Try as you might, you just can’t boil down something as broad as “social programs” into a single blog post. You just have to seperate them out into individual posts. So in that vein let’s start looking broadly at welfare as a whole. Then we’ll get into specifics in later posts. Let me go ahead and tell you what you know about conservatives in the area of welfare: conservatives want to rob from the poor and give to the rich, because we are greedy hard-hearted capitalists that place money over compassion. Now let me tell you what reality is: that’s complete BS. First off, do you seriously think people like that exist en-masse? No. Scrooge is a character in a book. Not a real person.

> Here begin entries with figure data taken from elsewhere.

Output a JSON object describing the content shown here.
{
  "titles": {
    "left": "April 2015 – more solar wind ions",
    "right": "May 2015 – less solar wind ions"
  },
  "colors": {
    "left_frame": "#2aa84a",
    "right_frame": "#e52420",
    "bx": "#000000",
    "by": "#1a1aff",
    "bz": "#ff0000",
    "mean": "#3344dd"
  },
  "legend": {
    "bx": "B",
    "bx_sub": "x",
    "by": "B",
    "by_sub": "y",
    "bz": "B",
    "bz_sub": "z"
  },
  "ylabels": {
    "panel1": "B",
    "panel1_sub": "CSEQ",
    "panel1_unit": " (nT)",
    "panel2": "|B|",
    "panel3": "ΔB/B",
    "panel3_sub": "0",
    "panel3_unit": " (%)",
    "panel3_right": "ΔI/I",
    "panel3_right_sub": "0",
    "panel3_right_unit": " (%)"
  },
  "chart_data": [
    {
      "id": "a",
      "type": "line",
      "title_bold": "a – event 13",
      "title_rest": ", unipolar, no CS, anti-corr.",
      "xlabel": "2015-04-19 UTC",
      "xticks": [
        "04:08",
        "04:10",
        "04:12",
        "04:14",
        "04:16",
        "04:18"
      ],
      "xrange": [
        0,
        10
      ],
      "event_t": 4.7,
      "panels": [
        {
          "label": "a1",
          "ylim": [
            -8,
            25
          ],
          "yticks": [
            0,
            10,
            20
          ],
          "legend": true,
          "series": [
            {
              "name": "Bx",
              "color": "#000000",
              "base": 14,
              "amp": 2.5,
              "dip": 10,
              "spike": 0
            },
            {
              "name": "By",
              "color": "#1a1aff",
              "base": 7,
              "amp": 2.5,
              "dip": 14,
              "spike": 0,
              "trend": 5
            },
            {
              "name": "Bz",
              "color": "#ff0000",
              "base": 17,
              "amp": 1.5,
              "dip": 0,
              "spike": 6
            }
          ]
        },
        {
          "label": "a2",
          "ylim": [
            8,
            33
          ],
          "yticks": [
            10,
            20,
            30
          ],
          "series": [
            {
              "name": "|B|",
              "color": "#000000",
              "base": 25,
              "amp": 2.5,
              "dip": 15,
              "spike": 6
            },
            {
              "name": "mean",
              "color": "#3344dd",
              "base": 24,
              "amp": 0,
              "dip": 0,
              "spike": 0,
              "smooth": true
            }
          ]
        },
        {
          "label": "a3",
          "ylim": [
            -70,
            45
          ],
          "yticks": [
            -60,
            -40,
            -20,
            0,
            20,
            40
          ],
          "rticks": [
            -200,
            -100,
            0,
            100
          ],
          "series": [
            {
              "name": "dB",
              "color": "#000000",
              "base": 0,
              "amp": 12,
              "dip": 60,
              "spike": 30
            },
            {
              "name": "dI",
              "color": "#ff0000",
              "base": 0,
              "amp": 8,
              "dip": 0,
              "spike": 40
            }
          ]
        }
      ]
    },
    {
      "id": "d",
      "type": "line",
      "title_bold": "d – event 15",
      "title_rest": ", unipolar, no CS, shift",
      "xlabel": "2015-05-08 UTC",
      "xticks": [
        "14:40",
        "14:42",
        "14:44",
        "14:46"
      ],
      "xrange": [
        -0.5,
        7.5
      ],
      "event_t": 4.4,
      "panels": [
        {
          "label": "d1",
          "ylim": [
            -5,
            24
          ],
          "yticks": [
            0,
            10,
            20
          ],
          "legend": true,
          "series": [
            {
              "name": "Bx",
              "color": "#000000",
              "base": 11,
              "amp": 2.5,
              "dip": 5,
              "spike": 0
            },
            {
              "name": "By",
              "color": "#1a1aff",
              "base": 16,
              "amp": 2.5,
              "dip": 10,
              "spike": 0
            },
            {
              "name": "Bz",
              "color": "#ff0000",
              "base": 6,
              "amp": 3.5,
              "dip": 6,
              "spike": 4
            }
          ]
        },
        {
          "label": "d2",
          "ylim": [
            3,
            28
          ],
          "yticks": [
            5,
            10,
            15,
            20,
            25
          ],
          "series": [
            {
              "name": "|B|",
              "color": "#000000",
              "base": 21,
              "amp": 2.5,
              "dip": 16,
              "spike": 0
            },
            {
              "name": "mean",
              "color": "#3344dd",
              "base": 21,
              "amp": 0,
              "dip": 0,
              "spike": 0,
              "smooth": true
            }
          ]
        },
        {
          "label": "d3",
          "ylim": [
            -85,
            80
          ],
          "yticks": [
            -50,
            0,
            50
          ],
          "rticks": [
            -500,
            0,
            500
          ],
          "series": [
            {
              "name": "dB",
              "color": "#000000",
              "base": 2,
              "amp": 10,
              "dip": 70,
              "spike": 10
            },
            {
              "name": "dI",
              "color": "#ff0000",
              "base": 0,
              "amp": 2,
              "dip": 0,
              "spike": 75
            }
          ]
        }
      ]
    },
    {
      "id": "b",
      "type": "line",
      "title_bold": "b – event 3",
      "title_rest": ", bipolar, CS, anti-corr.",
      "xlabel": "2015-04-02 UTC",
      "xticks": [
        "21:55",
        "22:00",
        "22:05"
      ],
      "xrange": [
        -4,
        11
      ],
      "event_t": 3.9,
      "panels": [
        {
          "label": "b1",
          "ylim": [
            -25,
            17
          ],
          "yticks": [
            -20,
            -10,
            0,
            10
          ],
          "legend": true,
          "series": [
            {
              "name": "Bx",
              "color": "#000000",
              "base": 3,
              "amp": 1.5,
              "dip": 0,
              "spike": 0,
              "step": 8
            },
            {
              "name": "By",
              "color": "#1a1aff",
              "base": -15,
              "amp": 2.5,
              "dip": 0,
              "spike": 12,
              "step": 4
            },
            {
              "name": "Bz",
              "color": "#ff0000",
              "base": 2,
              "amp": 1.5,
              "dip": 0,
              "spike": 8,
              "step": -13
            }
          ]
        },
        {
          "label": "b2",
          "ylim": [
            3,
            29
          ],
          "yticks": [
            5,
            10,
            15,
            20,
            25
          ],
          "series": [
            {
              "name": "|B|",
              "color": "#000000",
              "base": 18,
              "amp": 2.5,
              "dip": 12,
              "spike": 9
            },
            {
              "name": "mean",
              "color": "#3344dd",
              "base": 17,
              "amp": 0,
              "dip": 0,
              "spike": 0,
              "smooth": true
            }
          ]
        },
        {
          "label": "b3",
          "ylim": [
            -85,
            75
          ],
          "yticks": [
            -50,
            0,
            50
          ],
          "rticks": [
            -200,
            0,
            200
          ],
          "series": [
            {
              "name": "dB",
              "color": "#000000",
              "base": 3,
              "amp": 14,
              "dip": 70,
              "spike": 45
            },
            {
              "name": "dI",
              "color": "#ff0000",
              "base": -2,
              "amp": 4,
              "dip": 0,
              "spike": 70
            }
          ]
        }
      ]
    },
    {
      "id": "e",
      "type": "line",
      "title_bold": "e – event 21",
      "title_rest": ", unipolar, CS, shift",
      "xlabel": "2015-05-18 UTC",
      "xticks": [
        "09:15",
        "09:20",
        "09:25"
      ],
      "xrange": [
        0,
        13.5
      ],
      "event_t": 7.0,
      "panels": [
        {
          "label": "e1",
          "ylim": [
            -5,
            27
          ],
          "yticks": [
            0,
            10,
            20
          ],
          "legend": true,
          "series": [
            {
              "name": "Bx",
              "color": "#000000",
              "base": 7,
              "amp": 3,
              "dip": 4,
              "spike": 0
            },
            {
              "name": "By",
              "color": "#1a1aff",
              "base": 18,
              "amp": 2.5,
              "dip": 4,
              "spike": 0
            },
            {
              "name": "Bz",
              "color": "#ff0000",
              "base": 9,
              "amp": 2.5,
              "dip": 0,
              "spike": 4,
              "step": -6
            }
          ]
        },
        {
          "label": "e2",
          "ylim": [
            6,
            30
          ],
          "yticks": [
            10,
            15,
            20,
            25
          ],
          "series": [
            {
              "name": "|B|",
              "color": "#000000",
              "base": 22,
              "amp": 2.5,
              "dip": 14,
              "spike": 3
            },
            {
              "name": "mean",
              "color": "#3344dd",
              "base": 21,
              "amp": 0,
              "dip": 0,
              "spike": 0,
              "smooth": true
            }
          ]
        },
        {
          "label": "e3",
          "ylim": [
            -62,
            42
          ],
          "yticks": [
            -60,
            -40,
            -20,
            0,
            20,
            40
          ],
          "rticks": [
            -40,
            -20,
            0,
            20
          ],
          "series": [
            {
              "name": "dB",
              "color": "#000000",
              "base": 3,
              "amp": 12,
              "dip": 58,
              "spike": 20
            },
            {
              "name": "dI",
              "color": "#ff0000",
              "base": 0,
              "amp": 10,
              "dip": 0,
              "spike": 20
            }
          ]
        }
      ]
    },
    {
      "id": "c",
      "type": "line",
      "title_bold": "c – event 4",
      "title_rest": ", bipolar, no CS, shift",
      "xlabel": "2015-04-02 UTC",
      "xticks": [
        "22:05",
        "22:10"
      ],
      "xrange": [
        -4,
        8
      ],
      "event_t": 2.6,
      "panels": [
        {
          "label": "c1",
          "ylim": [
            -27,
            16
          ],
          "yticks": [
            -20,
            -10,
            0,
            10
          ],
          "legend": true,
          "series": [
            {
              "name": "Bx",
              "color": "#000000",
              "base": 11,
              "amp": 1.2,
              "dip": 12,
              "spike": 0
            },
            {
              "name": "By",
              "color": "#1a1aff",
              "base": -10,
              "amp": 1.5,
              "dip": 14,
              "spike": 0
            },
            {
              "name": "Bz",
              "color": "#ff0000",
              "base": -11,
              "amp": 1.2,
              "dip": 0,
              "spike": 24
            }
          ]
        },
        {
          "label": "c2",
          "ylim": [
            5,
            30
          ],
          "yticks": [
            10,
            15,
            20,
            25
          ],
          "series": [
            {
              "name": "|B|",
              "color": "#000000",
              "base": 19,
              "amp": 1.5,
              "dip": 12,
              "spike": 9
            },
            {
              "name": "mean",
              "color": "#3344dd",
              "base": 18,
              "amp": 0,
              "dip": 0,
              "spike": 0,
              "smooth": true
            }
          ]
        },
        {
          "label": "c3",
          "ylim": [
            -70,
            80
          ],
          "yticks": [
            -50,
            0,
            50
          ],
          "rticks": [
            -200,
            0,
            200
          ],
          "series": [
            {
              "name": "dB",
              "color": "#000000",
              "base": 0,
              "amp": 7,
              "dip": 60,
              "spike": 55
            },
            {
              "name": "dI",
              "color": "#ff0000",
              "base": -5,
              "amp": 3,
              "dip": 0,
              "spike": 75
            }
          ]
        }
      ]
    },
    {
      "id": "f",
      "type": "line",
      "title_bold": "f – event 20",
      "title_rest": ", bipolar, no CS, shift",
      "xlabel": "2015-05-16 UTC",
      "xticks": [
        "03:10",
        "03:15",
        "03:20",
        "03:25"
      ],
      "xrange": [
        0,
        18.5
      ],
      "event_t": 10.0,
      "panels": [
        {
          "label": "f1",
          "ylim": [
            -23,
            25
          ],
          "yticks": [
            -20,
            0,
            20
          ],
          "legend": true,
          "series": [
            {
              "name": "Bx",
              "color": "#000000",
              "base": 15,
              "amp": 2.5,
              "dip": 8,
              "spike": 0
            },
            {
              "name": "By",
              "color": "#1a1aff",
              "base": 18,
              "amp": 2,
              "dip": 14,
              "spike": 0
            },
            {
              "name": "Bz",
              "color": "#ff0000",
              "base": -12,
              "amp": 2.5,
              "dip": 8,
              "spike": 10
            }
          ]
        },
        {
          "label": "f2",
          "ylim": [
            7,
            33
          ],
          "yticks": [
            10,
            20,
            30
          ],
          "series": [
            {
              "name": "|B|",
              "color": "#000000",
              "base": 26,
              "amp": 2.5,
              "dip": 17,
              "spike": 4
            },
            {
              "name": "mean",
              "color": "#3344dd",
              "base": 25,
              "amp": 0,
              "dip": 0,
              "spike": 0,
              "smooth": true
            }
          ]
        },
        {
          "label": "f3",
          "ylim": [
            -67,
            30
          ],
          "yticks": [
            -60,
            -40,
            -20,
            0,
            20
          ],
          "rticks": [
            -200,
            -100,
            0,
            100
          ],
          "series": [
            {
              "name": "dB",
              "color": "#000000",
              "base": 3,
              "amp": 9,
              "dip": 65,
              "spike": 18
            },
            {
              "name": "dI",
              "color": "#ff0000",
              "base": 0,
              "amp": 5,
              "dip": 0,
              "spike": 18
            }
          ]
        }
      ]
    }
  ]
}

So why do conservatives consistently get this rap? It’s partly demogoguery, partly mis-understanding and partly just ideological disagreement. The conservative view on welfare is simple: earning a wage is better than being given one. Hard work is better than a handout. That’s the broad idea, and I don’t see it as being anything particularly radical. Would anyone really say that those things aren’t true? I doubt it. But the devil, as always, is in the details. Especially when politics are involved. So what does a conservative view of welfare look like? Let’s take a look at the 1996 welfare reform bill that the Republican dominated congress passed:
Welfare reform has allowed states the flexibility
to spend money and implement programs
that will help recipients escape welfare’s
“cycle of dependence.” The idea behind
welfare reform was to provide recipients with
job experience for a better transition into the
job market, rather than to give them cash
handouts for doing nothing. With job skills
and an incentive to hurry off the rolls (time
limits), families have been leaving welfare in
record numbers.
–Cato Inst., Welfare Reform
The 1996 bill has been called a success by most everyone. Even such social justice champions as Barack Obama have jumped on the bandwagon and claimed it. The bill tried to take a middle ground between no safety net at all, and pure handouts. To me that seems fair. It’s not cruel to require someone to work for their pay. It’s life. Again, even the hardest of the social justice crowd implicitly agree with this notion, when they back programs such as Obama’s newly announced plan to create 2.5 million public jobs. If the work doesn’t matter then why not just give them money? Why make these 2.5 million work for it? Because it’s intuition. And everyone knows it. Even if they play dumb for political gain.
Since the 1996 bill was primarily geared towards putting more power into the hands of the states to administer their own welfare systems, let’s look at the state that has received the best grade: Idaho.
…Idaho has the
highest grade for structural reforms, achieved
through its implementation of diversion programs,
a family cap, and enforcement of sanctions
and time limits.
According to HHS, in 2000, 78 percent of
Idaho’s former welfare recipients found jobs,
the highest rate in the nation. More than 77
percent of former recipients still had a job
nine months later. Idaho was also first in the
nation in earnings gains for people getting
and retaining jobs. Such success is the result
of appropriate priorities: “Self-reliance is one
of our guiding principles and, of course, having
a job is the best way to become and
remain self-reliant.”
–See above
Now, let’s compare that with the state that got the lowest grade: Vermont.
The project was moderately successful
but lacked important policies such as time limits
and sanctions (benefits were not withheld
from people who failed to meet minimum
work requirements). Moreover, recipients were
not required to even look for work before 30
months had passed.
Vermont has no family cap in place to discourage
people who are clearly not self-sufficient
from having more children.
The
state ranked 35th in caseload reductions and
dead last in overall grade.
–See above
I think those are pretty convincing facts. The more you expect of people, the more they respond. If you treat them like responsible adults, they are more apt to act that way. If you treat them like children and always give them something for nothing, they will never grow up. Sure, we all are going to need help at some point in our lives, and sometimes there will be no friends or family there to catch us when we fall. I don’t know a single conservative that would want to see someone in real need go hungry. But when welfare gets out of the realm of the church and into the hands of the state, you must reign it in tight. Government turns everything it touches into a mindless, bloated money pit. And that “helps” nobody. I’ll say it again: conservatism is the only political ideology that takes a realistic view of human nature into it’s policies.